Category Archives: JRuby

libxml2 for Nokogiri in JRuby

I’ve been playing with Nokogiri on JRuby 1.3.0 and this message gets displayed when I require ‘nokogiri’:

macbookpro:~ douglas$ jirb
irb(main):001:0> require 'rubygems'
=> true
irb(main):002:0> require 'nokogiri'
HI. You're using libxml2 version 2.6.16 which is over 4 years old and has
plenty of bugs. We suggest that for maximum HTML/XML parsing pleasure, you
upgrade your version of libxml2 and re-install nokogiri. If you like using
libxml2 version 2.6.16, but don't like this warning, please define the constant
=> true

That can’t be, I’ve just upgraded libxml2 and libxslt in my MacPorts installation.
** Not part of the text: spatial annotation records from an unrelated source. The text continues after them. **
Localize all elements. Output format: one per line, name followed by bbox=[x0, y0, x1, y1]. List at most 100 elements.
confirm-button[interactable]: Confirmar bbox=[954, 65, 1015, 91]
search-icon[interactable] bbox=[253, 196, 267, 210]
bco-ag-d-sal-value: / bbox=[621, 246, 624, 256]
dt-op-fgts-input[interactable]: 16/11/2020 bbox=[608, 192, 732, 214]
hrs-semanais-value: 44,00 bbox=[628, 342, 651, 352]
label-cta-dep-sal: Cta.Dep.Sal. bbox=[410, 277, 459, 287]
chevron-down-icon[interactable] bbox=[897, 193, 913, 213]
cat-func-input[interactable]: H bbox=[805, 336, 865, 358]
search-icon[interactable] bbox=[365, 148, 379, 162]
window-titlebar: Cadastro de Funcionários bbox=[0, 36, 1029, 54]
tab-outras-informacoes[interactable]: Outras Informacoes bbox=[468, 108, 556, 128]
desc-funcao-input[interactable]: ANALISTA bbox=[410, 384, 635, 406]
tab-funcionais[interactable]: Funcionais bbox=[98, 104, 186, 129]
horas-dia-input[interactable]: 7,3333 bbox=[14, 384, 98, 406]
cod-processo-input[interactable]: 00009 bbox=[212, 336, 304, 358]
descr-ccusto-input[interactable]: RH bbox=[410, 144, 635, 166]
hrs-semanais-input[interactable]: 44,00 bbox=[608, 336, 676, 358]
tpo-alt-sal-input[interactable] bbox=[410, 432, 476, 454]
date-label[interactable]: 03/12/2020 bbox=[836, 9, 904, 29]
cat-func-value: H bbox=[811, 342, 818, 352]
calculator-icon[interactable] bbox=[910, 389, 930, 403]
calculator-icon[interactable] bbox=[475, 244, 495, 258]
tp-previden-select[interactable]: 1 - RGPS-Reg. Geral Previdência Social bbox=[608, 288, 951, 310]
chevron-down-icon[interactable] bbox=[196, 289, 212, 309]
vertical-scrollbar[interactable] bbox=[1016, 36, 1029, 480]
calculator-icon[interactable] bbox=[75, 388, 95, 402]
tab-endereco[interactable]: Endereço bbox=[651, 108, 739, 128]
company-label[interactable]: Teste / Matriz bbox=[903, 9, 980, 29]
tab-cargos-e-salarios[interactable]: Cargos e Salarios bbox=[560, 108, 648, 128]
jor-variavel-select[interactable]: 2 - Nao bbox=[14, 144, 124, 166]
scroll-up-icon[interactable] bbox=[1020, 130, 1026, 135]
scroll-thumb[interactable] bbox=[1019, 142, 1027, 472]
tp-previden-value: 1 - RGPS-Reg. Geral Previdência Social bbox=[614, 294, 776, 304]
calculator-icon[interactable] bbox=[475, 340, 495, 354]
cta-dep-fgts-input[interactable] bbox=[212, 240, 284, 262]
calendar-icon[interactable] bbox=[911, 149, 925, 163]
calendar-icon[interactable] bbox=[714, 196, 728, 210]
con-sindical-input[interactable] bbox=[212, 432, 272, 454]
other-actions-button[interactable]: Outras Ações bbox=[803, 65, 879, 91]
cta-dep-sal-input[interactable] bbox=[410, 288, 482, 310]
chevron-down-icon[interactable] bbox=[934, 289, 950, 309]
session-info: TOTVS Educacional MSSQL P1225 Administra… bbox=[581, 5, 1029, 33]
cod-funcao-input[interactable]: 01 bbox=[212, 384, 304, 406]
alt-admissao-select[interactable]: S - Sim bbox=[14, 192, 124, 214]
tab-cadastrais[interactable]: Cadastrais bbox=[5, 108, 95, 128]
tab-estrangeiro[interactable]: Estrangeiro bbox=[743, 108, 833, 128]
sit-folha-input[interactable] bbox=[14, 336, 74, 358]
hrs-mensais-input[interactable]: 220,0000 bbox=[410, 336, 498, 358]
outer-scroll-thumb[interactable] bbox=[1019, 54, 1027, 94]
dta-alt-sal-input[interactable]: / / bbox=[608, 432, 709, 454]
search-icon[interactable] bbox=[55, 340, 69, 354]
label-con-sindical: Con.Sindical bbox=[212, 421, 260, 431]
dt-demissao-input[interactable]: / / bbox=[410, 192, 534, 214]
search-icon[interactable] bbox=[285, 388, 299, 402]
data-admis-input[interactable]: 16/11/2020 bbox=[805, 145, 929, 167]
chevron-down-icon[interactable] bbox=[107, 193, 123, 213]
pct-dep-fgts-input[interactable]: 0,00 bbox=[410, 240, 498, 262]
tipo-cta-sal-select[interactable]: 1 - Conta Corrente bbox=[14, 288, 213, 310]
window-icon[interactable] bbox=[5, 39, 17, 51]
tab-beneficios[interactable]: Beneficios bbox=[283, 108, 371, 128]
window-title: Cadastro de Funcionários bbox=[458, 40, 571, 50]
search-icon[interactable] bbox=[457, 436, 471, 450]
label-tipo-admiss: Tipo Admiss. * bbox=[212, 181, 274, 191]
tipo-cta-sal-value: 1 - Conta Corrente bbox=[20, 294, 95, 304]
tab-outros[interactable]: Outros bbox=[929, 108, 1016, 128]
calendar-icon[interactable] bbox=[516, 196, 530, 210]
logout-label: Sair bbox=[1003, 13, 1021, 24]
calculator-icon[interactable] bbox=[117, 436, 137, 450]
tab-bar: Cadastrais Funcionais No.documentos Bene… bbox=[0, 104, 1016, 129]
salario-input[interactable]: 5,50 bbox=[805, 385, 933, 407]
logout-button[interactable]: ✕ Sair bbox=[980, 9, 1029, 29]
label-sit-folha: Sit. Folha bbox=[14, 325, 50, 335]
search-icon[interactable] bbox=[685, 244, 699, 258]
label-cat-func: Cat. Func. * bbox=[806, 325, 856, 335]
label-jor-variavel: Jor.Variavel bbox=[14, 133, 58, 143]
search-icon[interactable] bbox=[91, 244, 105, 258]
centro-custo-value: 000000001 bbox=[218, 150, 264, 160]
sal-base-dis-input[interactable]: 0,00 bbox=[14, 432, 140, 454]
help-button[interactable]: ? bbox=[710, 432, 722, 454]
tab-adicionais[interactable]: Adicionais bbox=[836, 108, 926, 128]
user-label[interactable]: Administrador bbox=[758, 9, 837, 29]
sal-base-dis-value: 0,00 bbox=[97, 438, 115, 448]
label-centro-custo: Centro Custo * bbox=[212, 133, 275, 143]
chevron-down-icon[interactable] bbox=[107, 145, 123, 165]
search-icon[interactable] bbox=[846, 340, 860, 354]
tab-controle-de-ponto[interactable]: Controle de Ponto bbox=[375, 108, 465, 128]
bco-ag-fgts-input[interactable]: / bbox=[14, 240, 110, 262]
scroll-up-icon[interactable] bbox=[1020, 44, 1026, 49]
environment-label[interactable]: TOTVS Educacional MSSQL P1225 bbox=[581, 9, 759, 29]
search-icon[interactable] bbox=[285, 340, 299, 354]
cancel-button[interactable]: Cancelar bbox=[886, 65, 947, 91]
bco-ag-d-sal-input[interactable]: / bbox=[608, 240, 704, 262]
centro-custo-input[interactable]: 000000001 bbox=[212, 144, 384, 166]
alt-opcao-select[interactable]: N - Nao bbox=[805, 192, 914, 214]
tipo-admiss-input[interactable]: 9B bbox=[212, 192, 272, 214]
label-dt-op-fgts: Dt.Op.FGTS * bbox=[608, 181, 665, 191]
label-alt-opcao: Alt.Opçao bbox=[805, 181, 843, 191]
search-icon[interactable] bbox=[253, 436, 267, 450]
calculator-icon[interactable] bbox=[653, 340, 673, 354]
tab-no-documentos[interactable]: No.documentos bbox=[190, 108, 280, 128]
Digging further, I don’t receive the message when doing the same thing on MRI. A quick look with lsof reveals that the shared libraries are being loaded from /usr/lib instead of /opt/local/lib (MacPorts is installed into /opt/local).

lsof -c java
java 390 douglas txt REG 14,2 290736 898139 /usr/lib/libexslt.0.dylib

lsof -c ruby
ruby 865 douglas txt REG 14,2 72156 1871557 /opt/local/lib/libexslt.0.8.13.dylib
ruby 865 douglas txt REG 14,2 218688 1871571 /opt/local/lib/libxslt.1.1.24.dylib
ruby 865 douglas txt REG 14,2 1251948 1866501 /opt/local/lib/libxml2.2.7.3.dylib

Nokogiri uses Ruby FFI to dynamically load native C code and FFI makes use of dlopen to do the actual loading of dynamic libraries. On OSX, dlopen searches for files specified by a couple of environment variables (LD_LIBRARY_PATH, DYLD_LIBRARY_PATH, DYLD_FALLBACK_LIBRARY_PATH), and the current working directory.

Setting LD_LIBRARY_PATH to /opt/local/lib worked for me. There may be differences in the environment variables used for dlopen on different platforms, so a look at the MAN pages would be a good idea if things don’t seem to work.